In his second full season with JRM, Smith believes he and his team have learned from last year’s implosion.
"I
think the experience from last year is going to play a big part in
understanding that, until we really get down to a certain part of
the season, you don’t have to panic," Smith said. "You don’t have to
get desperate. You have to be smart and do the things that you know how
to do.
"I had probably 90 people tell me that, and until you sit back at the end of the year and you look at it, you don’t realize it."
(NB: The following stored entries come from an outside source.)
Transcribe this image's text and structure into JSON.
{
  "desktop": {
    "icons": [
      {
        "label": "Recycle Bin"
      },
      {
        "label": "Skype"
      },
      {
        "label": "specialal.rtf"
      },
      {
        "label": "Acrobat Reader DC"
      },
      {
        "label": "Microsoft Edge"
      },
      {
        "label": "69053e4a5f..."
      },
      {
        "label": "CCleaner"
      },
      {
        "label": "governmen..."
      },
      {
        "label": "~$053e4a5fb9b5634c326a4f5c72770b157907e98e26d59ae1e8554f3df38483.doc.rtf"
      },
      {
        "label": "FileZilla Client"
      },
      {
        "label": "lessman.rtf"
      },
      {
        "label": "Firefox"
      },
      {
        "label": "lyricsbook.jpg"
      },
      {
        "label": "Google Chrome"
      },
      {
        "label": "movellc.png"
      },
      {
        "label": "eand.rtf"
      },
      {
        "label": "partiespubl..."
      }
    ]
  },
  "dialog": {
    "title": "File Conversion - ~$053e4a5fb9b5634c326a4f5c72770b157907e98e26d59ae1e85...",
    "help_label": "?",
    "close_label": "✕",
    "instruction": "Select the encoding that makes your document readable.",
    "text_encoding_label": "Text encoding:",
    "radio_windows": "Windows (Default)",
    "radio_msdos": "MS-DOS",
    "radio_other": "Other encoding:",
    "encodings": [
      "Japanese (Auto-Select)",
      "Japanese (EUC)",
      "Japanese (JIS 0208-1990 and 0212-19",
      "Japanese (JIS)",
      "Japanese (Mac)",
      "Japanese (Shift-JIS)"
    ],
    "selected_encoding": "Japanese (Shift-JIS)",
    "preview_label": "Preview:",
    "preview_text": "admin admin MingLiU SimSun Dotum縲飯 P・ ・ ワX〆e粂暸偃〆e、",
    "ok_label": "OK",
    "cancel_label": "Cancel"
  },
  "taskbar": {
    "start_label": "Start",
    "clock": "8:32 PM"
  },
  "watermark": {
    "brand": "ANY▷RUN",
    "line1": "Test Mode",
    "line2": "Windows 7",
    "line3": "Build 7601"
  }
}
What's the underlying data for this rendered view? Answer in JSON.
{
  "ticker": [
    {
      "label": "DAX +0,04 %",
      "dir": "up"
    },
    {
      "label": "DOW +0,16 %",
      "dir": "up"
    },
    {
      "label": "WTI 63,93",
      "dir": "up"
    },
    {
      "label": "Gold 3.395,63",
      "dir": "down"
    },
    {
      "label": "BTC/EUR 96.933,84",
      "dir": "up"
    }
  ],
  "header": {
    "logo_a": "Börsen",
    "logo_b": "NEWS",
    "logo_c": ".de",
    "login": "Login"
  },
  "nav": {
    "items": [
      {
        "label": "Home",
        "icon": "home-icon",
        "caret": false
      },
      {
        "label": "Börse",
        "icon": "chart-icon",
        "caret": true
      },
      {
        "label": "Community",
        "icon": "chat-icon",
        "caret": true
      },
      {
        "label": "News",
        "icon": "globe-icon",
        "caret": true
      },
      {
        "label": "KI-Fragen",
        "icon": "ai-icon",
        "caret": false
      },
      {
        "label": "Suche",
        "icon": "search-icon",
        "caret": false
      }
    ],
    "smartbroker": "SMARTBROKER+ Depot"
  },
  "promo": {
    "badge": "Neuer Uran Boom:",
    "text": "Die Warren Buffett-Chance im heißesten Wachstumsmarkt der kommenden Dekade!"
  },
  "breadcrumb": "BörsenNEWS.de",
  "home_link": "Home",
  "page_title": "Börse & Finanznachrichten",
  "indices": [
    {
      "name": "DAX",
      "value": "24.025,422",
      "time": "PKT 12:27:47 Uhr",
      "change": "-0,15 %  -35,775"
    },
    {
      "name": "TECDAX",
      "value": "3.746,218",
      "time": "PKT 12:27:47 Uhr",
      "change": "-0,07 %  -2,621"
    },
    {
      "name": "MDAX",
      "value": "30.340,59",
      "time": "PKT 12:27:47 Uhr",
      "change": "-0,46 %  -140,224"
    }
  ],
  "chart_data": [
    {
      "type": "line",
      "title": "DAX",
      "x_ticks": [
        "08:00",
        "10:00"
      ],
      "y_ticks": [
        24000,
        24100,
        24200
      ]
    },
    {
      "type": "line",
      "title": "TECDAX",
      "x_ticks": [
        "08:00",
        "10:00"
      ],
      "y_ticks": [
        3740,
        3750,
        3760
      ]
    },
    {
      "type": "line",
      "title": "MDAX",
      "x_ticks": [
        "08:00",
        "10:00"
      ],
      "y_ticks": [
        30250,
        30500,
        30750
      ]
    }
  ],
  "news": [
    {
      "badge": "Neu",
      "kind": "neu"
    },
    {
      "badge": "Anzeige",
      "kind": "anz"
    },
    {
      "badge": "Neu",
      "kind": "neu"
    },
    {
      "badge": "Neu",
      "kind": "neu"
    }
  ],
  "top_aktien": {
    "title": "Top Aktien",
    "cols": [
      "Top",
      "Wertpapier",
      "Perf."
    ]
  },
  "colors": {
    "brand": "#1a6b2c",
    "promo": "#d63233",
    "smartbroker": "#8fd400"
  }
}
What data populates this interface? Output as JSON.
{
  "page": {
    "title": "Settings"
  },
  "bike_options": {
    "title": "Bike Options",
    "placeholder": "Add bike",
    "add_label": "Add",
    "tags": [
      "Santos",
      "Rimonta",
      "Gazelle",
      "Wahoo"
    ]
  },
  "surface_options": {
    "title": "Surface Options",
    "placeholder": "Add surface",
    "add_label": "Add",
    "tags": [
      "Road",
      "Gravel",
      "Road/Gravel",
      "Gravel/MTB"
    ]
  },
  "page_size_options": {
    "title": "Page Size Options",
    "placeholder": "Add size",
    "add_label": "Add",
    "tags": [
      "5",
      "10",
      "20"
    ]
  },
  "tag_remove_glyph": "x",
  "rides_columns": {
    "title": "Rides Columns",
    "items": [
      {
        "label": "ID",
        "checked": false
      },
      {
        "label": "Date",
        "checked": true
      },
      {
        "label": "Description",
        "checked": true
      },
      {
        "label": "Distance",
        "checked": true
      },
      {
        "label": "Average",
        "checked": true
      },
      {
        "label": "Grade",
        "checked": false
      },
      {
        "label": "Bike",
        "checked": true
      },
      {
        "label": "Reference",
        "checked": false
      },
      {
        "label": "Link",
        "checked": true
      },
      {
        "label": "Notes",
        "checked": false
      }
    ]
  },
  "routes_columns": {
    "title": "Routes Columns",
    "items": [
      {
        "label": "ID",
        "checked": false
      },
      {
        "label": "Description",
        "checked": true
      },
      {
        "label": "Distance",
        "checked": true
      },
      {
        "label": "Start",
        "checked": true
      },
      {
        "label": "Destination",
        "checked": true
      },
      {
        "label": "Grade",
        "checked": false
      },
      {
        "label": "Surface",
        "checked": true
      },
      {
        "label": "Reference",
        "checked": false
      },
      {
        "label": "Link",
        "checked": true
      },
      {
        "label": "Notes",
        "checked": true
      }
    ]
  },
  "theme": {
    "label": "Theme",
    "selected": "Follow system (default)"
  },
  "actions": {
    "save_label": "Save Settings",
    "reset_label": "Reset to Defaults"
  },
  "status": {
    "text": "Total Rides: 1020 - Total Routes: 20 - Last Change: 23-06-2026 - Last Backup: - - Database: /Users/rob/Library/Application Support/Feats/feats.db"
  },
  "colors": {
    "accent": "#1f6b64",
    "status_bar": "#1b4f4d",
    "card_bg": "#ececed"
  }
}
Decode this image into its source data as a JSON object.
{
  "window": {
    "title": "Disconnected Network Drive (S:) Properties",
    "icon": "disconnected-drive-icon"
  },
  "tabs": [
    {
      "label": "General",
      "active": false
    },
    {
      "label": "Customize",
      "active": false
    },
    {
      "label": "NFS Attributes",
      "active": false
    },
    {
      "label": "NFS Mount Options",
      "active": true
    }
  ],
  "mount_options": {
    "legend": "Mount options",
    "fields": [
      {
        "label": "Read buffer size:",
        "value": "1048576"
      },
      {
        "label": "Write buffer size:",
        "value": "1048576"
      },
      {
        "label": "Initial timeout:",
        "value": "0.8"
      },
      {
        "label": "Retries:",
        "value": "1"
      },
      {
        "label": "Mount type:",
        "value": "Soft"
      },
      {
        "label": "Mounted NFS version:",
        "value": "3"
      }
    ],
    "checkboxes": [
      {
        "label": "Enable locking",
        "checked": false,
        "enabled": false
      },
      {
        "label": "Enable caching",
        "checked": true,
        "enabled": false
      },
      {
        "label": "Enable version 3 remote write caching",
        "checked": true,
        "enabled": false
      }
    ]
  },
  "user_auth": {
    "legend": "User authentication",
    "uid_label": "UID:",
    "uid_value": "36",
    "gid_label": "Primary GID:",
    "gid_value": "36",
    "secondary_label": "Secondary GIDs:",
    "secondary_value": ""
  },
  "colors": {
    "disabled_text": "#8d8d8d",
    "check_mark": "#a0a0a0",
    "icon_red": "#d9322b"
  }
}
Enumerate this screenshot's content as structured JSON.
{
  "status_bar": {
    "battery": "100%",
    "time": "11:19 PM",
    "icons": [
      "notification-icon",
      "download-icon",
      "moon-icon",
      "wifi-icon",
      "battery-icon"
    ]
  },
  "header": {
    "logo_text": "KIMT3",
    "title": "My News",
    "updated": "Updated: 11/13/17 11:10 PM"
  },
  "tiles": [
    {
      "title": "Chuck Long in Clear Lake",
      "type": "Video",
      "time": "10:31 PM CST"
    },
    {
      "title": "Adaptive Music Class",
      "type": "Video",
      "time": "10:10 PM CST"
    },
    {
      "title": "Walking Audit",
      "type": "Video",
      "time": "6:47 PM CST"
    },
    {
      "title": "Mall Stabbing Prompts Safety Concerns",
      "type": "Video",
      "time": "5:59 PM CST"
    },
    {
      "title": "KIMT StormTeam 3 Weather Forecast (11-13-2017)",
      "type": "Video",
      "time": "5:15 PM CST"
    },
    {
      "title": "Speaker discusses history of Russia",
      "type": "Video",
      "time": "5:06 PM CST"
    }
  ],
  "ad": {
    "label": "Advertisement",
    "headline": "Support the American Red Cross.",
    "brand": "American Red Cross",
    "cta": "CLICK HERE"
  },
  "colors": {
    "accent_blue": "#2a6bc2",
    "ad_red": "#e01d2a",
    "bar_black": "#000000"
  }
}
TANDEM TABOO ON BIG TRACKS
What
a new Nationwide Series competition package can’t accomplish, as far as
tandem drafting is concerned, NASCAR will govern by edict.
Both
the sanctioning body and the NNS drivers believe a shorter spoiler and a
new cooling package, both mandated for superspeedways this
year, will minimize two-car hookups with one car pushing another.
Beyond
that, NASCAR informed Nationwide teams in an October meeting that
locking bumpers in a tandem draft will be policed and prohibited.
"They made it very clear, that if we tandem at all, both cars will be black-flagged," driver Elliott Sadler said Saturday.
NASCAR’s
purpose in legislating against tandem drafting is an attempt to
diminish the possibility of last-lap melees exacerbated by two-car
hookups in which the trailing car is driving blind.
SPEEDY THREESOME
With
a drafting trio that included 58-year-old Bill Elliott, his 18-year-old
son Chase Elliott and teammate Regan Smith, JR Motorsports
paced the Saturday afternoon NASCAR Nationwide Series test session at
Daytona International Speedway.
Chase Elliott paced the three-car JRM train at 187.993 mph, with his father at 187.974 mph and Smith at 187.950 mph.
Nationwide
teams spent considerably more time in drafting practice than their
Sprint Cup counterparts had done a day earlier. The largest
pack in Saturday’s action included nine cars.